Today we're rolling out a pretty big change to Neocities: cleaner links, by automatically loading the .html files without the extension.

So for example if you have a /my-favorite-songs.html, you can now load it with your browser by just typing /my-favorite-songs. Previously you could do this by creating a directory called "my-favorite-songs" and then adding an index.html to it (my-favorite-songs/index.html), but this will make that step optional. Every link to a web page with the .html on the end will still (and always) work, and will automatically redirect to the cleaner URL, so there shouldn't be any issues with search engines or links breaking.

The main drawback to this is that it may affect local site editing. But if you edit your site locally and the cleaner links don't work with your local server, you can still use .html in your links and they will redirect automatically on Neocities. You should also still use .html for the actual files when you create them on Neocities.

For the edge case where there is both a directory index and a root page, such as /my-favorite-songs.html and /my-favorite-songs/index.html, the slash will be used to denote the directory, so /my-favorite-songs and /my-favorite-songs/ will load each respective page.

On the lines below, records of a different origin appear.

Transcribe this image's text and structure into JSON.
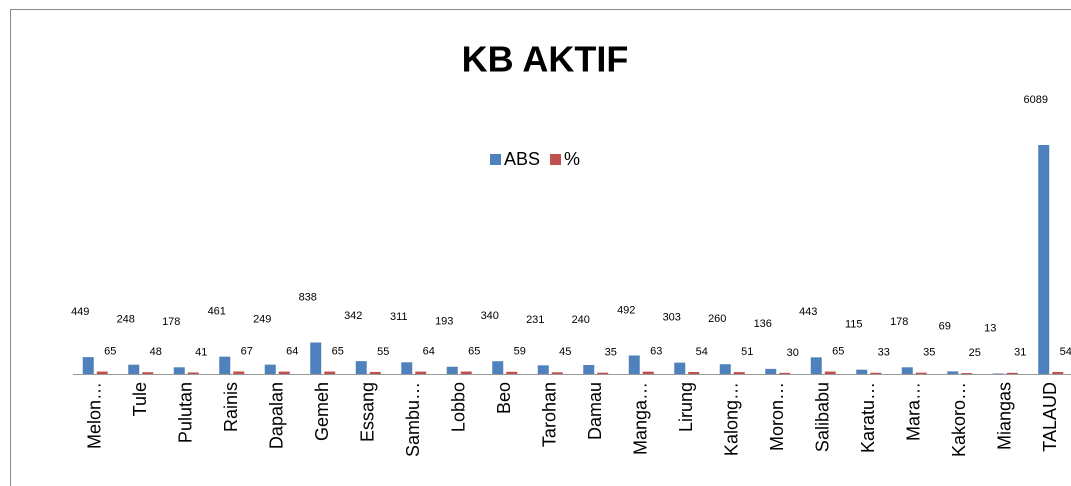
{
  "chart_data": {
    "type": "bar",
    "title": "KB AKTIF",
    "categories": [
      "Melon…",
      "Tule",
      "Pulutan",
      "Rainis",
      "Dapalan",
      "Gemeh",
      "Essang",
      "Sambu…",
      "Lobbo",
      "Beo",
      "Tarohan",
      "Damau",
      "Manga…",
      "Lirung",
      "Kalong…",
      "Moron…",
      "Salibabu",
      "Karatu…",
      "Mara…",
      "Kakoro…",
      "Miangas",
      "TALAUD"
    ],
    "series": [
      {
        "name": "ABS",
        "color": "#4f81bd",
        "values": [
          449,
          248,
          178,
          461,
          249,
          838,
          342,
          311,
          193,
          340,
          231,
          240,
          492,
          303,
          260,
          136,
          443,
          115,
          178,
          69,
          13,
          6089
        ]
      },
      {
        "name": "%",
        "color": "#c0504d",
        "values": [
          65,
          48,
          41,
          67,
          64,
          65,
          55,
          64,
          65,
          59,
          45,
          35,
          63,
          54,
          51,
          30,
          65,
          33,
          35,
          25,
          31,
          54
        ]
      }
    ],
    "legend": "top"
  }
}
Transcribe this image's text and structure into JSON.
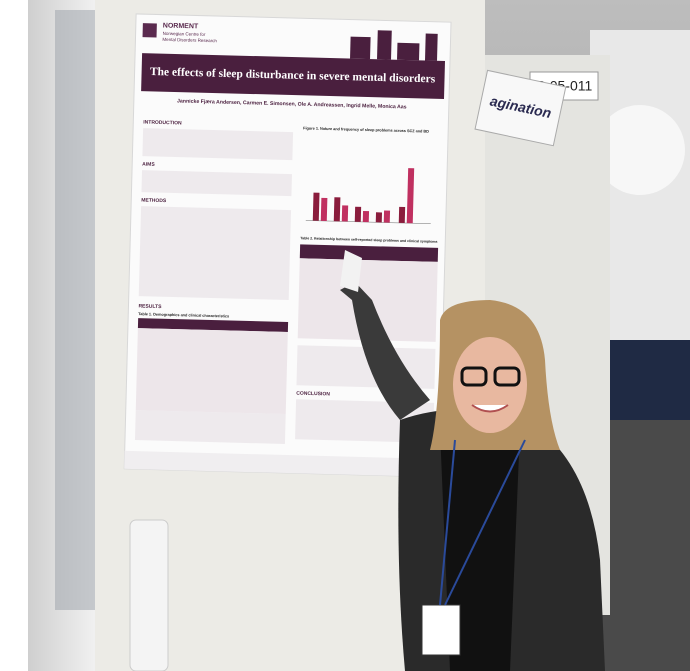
{
  "poster": {
    "logo": {
      "name": "NORMENT",
      "subtitle_1": "Norwegian Centre for",
      "subtitle_2": "Mental Disorders Research"
    },
    "title": "The effects of sleep disturbance in severe mental disorders",
    "authors": "Jannicke Fjæra Andersen, Carmen E. Simonsen, Ole A. Andreassen, Ingrid Melle, Monica Aas",
    "sections": [
      "INTRODUCTION",
      "AIMS",
      "METHODS",
      "RESULTS",
      "CONCLUSION"
    ],
    "figure_caption": "Figure 1. Nature and frequency of sleep problems across SCZ and BD",
    "table1_caption": "Table 1. Demographics and clinical characteristics",
    "table2_caption": "Table 2. Relationship between self-reported sleep problems and clinical symptoms"
  },
  "signs": {
    "board_number": "P-05-011",
    "hanging_sign": "agination"
  }
}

This change also makes it slighty harder to move to other static web site hosting, but it's easy to configure other servers to support this. If you run your own server and use nginx for this, this is the code you can use to make it work the same way (in the server {} section of your config):

if ($request_uri ~ ^(.*/)index$) {
  return 301 $1$is_args$args;
}

if ($request_uri ~ ^/(.*/)index\.html?) {
  return 301 /$1$is_args$args;
}

if ($request_uri ~ ^/(.*)\.html?) {
  return 302 /$1$is_args$args;
}

Enjoy the cleaner, easier to type in web page links! Happy New Year!